Alla fine del Settecento, in un testo straordinario, La lettera sulla scultura di Francis Hemsterhuis – intellettuale olandese di grande spessore, mai cattedratico ma solo estetologo vocazionale – viene formulata una delle ipotesi più suggestive sulla bellezza che diviene il risultato di una correlazione inversamente proporzionale fra il minimo lasso di tempo a disposizione per contestualizzare l’oggetto della visione, l’immediatezza della percezione istantanea, e il maggior numero di idee che tale impressione percettologica riesce a procurare. Una bellezza che si può attingere nell’immediatezza della visione in tutta la sua compiutezza ma che con altrettanta facilità può deperire fino ad estinguersi completamente. Il mito della bellezza è necessariamente scandito dalla caducità?
In un frammento di grande spessore speculativo, Caducità di Sigmund Freud, vi è un interessante approfondimento-dilatazione di tale tematica con ulteriori implicazioni e svolgimenti. Bellezza e caducità sono dunque indissolubilmente connesse? Walter Benjamin offre un ulteriore spunto alla discussione. Nella geniale riscrittura del grande romanzo goethiano, Le affinità elettive, viene prospettata la tesi seguente: la bellezza per esprimersi non può privare del contributo dell’apparenza, ma con altrettanta radicalità non può essere confusa con l’apparenza; tra le due dimensioni deve permanere uno scarto intrascendibile. Vi è, in ultima analisi, un fondamento della bellezza che non può essere disvelato, che deve permanere, che non può essere confuso con l’apparenza.
Esistono in tal modo due dimensioni della bellezza: quella dell’Elena di Goethe, ossia forme di bellezza abbaglianti, di una fascinazione immediatamente irresistibile; una seconda dimensione è quella espressa dal paradigma dell’Ottilia delle Affinità elettive, una dei quattro protagonisti del grande romanzo goethiano, che ricorda – e in questo caso Benjamin riesce a fornire una genealogia plausibile e convincente che nessun germanista è riuscito mai a interpretare – che ricorda, dal punto di vista semantico, la Patrona dei malati della vista, dell’Odilienberg, nella Foresta nera, la patrona di coloro che non possono essere aggrediti da una bellezza travolgente che si confonde con l’apparenza.
Che cosa ne pensano in proposito due donne molto belle che ho interpellato, Rénée Sylvie Lubamba, protagonista del successo ideato e realizzato da Chiambretti, e Manuela Torres, modella e attrice contemporanea di cui si parla molto?
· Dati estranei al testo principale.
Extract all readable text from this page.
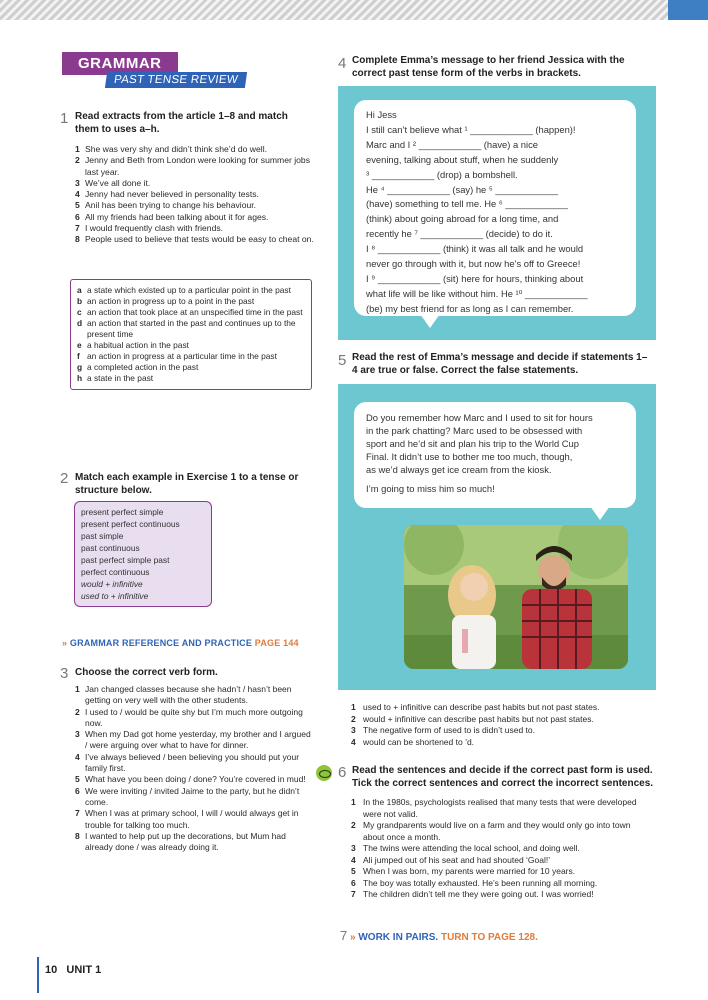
GRAMMAR
PAST TENSE REVIEW
1 Read extracts from the article 1–8 and match them to uses a–h.
1 She was very shy and didn’t think she’d do well.
2 Jenny and Beth from London were looking for summer jobs last year.
3 We’ve all done it.
4 Jenny had never believed in personality tests.
5 Anil has been trying to change his behaviour.
6 All my friends had been talking about it for ages.
7 I would frequently clash with friends.
8 People used to believe that tests would be easy to cheat on.
a a state which existed up to a particular point in the past
b an action in progress up to a point in the past
c an action that took place at an unspecified time in the past
d an action that started in the past and continues up to the present time
e a habitual action in the past
f an action in progress at a particular time in the past
g a completed action in the past
h a state in the past
2 Match each example in Exercise 1 to a tense or structure below.
present perfect simple
present perfect continuous
past simple
past continuous
past perfect simple past
perfect continuous
would + infinitive
used to + infinitive
» GRAMMAR REFERENCE AND PRACTICE PAGE 144
3 Choose the correct verb form.
1 Jan changed classes because she hadn’t / hasn’t been getting on very well with the other students.
2 I used to / would be quite shy but I’m much more outgoing now.
3 When my Dad got home yesterday, my brother and I argued / were arguing over what to have for dinner.
4 I’ve always believed / been believing you should put your family first.
5 What have you been doing / done? You’re covered in mud!
6 We were inviting / invited Jaime to the party, but he didn’t come.
7 When I was at primary school, I will / would always get in trouble for talking too much.
8 I wanted to help put up the decorations, but Mum had already done / was already doing it.
10 UNIT 1
4 Complete Emma’s message to her friend Jessica with the correct past tense form of the verbs in brackets.
Hi Jess
I still can’t believe what ¹ ____________ (happen)!
Marc and I ² ____________ (have) a nice
evening, talking about stuff, when he suddenly
³ ____________ (drop) a bombshell.
He ⁴ ____________ (say) he ⁵ ____________
(have) something to tell me. He ⁶ ____________
(think) about going abroad for a long time, and
recently he ⁷ ____________ (decide) to do it.
I ⁸ ____________ (think) it was all talk and he would
never go through with it, but now he’s off to Greece!
I ⁹ ____________ (sit) here for hours, thinking about
what life will be like without him. He ¹⁰ ____________
(be) my best friend for as long as I can remember.
5 Read the rest of Emma’s message and decide if statements 1–4 are true or false. Correct the false statements.
Do you remember how Marc and I used to sit for hours
in the park chatting? Marc used to be obsessed with
sport and he’d sit and plan his trip to the World Cup
Final. It didn’t use to bother me too much, though,
as we’d always get ice cream from the kiosk.
I’m going to miss him so much!
1 used to + infinitive can describe past habits but not past states.
2 would + infinitive can describe past habits but not past states.
3 The negative form of used to is didn’t used to.
4 would can be shortened to ’d.
6 Read the sentences and decide if the correct past form is used. Tick the correct sentences and correct the incorrect sentences.
1 In the 1980s, psychologists realised that many tests that were developed were not valid.
2 My grandparents would live on a farm and they would only go into town about once a month.
3 The twins were attending the local school, and doing well.
4 Ali jumped out of his seat and had shouted ‘Goal!’
5 When I was born, my parents were married for 10 years.
6 The boy was totally exhausted. He’s been running all morning.
7 The children didn’t tell me they were going out. I was worried!
7 » WORK IN PAIRS. TURN TO PAGE 128.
Che cosa ne pensano due protagoniste in prima persona del mito della bellezza, di queste due dimensioni, tra loro incompatibili, della bellezza? Pensano alla caducità?
Le risposte sono state inequivoche: non si pensa, si vive. La bellezza non può diventare oggetto di una riflessione ma è solo un’avventura-condizione vissuta su cui è del tutto irrilevante soffermarsi a riflettere. La caducità è una condizione altrettanto intrascendibile e non può essere né elusa né trascesa dal pensiero. La fascinazione della bellezza e quella della caducità si rafforzano reciprocamente, l’intensità della bellezza è direttamente proporzionale al suo ineluttabile tramonto, e l’esperienza del declino altrettanto proporzionale al fascino abbagliante dell’immediatezza percettologica del bello. Forse il languore degli sguardi di modelle o di alcune attrici sta a rappresentare degnamente questa reciprocità con cui è necessario abituarsi a convivere.